Según análisis y proyecciones, se espera que la congestión en puertos logre bajar recién durante el 2022. Incluso hay discusiones en Estados Unidos respecto a si los terminales deben funcionar 24/7, tal como pasa en la mayoría de los países del mundo, y no 5 dias a la semana con 17 horas por jornada.

Lo que se está viendo ahora es que hay más capacidad que se está redireccionando a tráficos más demandados, algo que ciertamente está afectando en Latinoamérica. Hoy, prácticamente no hay buques disponibles y los servicios de chárter están igualmente disparados en sus tarifas. Todo esto implica que se incremente la sensación de incertidumbre el el sector marítimo, pese a que la congestión debe declinar, por lo que las tarifas también podrían bajar, sin llegar a los niveles del año 2019.

¿Qué impedirá llegar a los niveles prepandemia?

Lo costos asociados. Por ejemplo, en el caso de los servicios chárter para un barco de 8.000 8.500 TEUs, ya está por sobre los US$ 100.000 diarios de arriendo, y los dueños no están tomando contratos de dos meses, ahora los están cerrando por año, porque quieren aprovechar esta bonanza y asegurar ingresos para los próximos años.
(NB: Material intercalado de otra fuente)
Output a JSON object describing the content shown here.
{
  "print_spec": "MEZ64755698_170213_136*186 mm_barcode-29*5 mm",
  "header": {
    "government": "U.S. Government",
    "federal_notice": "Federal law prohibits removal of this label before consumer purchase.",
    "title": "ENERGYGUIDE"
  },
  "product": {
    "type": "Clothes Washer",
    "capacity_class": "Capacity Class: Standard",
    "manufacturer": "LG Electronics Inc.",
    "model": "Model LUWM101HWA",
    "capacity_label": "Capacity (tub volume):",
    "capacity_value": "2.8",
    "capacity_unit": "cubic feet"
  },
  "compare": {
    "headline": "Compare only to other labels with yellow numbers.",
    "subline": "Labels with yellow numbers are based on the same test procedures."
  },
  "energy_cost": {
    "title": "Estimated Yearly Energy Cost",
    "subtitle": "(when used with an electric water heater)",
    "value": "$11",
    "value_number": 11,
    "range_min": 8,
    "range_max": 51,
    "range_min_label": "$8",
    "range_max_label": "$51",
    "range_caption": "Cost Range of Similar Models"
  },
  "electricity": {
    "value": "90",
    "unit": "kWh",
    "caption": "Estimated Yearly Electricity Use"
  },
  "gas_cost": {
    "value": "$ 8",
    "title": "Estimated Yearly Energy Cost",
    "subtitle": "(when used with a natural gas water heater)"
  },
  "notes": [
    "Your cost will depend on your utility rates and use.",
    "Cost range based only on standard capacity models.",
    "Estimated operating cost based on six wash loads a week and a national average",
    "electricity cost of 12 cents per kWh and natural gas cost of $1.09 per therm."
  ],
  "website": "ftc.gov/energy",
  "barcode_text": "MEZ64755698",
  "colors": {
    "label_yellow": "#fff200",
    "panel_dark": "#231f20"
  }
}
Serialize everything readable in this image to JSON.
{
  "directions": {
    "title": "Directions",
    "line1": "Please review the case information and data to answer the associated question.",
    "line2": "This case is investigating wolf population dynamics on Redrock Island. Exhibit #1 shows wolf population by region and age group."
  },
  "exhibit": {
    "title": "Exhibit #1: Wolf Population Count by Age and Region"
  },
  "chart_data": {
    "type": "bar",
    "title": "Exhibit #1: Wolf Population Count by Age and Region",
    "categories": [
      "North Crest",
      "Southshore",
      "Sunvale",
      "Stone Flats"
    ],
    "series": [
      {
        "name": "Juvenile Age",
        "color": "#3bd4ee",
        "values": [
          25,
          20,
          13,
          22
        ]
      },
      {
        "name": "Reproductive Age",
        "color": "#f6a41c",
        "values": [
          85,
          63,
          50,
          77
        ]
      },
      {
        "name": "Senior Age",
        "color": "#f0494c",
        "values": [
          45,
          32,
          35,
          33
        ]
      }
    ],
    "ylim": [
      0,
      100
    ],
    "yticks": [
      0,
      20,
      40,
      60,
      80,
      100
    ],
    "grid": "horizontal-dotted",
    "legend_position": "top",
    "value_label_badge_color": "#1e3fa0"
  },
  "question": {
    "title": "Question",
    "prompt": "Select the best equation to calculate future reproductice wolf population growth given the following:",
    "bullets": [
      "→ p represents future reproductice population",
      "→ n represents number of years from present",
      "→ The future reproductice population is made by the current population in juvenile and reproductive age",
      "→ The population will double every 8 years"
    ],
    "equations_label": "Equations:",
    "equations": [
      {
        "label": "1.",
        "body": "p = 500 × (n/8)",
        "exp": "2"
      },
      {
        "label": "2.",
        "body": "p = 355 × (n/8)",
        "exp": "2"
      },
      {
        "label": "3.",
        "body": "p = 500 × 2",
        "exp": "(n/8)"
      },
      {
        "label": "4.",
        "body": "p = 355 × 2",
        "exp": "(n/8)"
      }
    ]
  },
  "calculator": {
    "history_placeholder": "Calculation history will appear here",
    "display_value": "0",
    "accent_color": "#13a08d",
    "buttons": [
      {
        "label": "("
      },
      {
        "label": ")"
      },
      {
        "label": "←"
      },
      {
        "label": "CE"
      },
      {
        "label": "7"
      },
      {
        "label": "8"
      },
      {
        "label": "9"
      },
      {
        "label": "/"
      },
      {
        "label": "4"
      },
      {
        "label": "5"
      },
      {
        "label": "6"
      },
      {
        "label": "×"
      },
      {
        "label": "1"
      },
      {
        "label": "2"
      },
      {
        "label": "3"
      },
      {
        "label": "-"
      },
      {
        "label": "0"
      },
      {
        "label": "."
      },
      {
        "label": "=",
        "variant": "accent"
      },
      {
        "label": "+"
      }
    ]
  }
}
El precio de los combustibles es otro factor entre muchos que afectan a las navieras.

¿El 2023 es un año de transición y cambios con las nuevas embarcaciones?

Efectivamente. Actualmente hay muchas órdenes de nuevos barcos, que serán entregados durante el 2023 y 2024, por lo que habrá que ver qué ocurrirá con ellos en el sentido de saber si reemplazarán a la capacidad que existe, o se sumarán a las floras actuales.

En Hapag-Lloyd pensamos que existirá un mix, es decir, algunas naves saldrán de circulación por se menos eficientes y no cumplirán con la normativa medioambiental y de descarbonización.